The town of Oak Bluffs this week received a $443,654 state grant to convert the old town library at the corner of Circuit and Pennacook avenues into a mixed-use building with three rental units of affordable housing.

“Working people of Massachusetts need more affordable housing opportunities,” said Gov. Deval Patrick, in a prepared statement about the grant. “I commend the town for its creative plan to redevelop their old library so it can once again be of service to the commonwealth and the residents of Oak Bluffs.”

The grant comes from the Housing Development Support Program which is administered by the state Department of Housing and Community Development. The housing development support program is a component of the federally funded Community Development Block Grant program.

The town will use the money to rehabilitate the 80-year old, two-story, wood-framed building. Plans call for commercial space on the ground floor and three units of affordable housing; a two-bedroom unit will be located on the first floor and a one-bedroom unit and efficiency apartment will be located on the second floor.

The building will be deed-restricted in perpetuity, providing long-term affordable rental housing for low and moderate income households. The town will retain ownership of the building but will execute a long-term lease and management contract with the Dukes County Regional Housing Authority.

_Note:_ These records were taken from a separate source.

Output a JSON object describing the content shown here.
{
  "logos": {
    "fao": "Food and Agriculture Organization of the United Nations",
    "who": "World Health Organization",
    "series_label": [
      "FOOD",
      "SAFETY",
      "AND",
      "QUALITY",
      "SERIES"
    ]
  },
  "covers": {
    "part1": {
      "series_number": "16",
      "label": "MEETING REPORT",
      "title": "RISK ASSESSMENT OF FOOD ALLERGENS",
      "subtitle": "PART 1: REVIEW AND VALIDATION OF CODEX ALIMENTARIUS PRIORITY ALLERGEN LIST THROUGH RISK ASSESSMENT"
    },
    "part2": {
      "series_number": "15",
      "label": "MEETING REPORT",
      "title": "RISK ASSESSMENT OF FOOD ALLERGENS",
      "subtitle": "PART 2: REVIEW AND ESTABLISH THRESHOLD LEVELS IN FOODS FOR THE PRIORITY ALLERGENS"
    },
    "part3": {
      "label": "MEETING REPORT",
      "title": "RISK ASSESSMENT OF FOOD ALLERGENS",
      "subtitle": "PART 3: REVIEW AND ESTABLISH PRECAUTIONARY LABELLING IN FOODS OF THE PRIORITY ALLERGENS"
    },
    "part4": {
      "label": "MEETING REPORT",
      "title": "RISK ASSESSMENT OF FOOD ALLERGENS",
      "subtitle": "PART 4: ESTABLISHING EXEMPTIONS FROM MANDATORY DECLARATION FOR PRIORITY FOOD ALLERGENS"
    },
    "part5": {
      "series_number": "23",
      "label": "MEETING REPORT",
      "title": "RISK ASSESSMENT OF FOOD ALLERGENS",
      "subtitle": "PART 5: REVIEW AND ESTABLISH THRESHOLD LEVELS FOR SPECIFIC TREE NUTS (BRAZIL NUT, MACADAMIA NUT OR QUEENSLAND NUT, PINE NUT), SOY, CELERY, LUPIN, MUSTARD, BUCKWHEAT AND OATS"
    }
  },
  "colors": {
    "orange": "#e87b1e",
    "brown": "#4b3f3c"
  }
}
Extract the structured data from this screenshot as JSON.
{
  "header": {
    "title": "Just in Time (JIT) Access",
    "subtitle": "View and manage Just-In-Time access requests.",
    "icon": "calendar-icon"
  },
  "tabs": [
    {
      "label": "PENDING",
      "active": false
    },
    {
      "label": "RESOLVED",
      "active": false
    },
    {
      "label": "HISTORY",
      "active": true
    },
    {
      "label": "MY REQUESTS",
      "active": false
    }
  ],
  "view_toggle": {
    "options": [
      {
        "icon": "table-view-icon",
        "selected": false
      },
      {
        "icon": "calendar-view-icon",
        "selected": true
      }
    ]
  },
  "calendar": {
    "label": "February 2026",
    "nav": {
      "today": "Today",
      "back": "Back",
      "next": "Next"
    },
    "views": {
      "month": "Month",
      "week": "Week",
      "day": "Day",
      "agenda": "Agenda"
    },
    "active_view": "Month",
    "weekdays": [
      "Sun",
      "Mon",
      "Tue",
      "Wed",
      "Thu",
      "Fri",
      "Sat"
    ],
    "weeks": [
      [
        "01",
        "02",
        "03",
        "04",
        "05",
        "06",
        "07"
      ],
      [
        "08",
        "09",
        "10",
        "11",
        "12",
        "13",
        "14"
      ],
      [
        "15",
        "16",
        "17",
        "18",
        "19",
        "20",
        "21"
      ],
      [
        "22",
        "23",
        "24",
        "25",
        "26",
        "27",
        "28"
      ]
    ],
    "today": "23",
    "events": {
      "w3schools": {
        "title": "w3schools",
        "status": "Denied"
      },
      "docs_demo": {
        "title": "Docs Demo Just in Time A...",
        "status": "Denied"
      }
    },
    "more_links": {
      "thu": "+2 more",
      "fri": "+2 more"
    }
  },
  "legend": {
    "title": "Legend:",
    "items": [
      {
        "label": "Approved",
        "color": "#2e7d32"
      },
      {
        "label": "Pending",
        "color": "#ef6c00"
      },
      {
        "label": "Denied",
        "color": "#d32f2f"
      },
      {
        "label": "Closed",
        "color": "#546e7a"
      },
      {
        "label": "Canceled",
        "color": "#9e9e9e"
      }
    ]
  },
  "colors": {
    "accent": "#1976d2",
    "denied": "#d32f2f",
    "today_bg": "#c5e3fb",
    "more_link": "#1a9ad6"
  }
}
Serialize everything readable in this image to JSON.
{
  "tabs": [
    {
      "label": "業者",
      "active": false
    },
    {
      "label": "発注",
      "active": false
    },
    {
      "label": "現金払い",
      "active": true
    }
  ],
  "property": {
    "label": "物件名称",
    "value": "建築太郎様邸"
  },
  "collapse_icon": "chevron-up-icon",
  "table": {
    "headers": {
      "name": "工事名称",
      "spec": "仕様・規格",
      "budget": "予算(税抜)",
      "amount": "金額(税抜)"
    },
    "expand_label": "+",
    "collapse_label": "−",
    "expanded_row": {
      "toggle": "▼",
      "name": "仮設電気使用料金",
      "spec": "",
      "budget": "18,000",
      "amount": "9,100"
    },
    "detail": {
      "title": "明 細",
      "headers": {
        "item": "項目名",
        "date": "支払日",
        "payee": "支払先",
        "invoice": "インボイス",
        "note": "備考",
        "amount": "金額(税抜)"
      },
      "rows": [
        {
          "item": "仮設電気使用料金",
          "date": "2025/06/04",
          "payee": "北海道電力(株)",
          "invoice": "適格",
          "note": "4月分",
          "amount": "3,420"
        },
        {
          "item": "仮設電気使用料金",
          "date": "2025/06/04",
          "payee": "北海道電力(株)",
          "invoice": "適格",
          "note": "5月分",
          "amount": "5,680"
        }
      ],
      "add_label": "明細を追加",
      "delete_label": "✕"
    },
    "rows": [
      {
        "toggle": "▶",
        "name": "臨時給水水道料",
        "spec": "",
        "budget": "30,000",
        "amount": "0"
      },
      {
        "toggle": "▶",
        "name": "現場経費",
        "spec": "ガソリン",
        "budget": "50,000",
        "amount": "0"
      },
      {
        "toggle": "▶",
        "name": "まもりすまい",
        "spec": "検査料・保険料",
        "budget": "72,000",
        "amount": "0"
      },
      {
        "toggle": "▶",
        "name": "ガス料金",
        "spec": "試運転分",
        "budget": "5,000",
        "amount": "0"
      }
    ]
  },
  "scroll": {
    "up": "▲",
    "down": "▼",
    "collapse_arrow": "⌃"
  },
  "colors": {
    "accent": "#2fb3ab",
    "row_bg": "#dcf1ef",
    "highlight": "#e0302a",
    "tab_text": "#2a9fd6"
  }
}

Ronald DiOrio, chairman of the Oak Bluffs selectmen and the town affordable housing committee, praised several town officials for their exhaustive work in putting together the grant application, including town administrator Michael Dutton, highway superintendent Richard Combra Jr., building inspector Jerry Weiner and grant writer Alice Boyd.

“The amount of work that went into this was overwhelming. Getting this money was a long shot, but thanks to the outstanding work of some dedicated town employees [the money] has become a reality,” Mr. DiOrio said.

He said the town will draft a request for proposals; a number of pharmacists have expressed interest about moving into the commercial space.

“For many years people [on the Vineyard] have simply torn down historical buildings and put up new buildings to fill a need. This plan will actually return this building to what it looked like at the turn of the [19th] century, while providing a spark to this part of town,” Mr. DiOrio said.

At a special town meeting in December, town voters approved $176,000 in Community Preservation Act (CPA) funds to renovate the old building.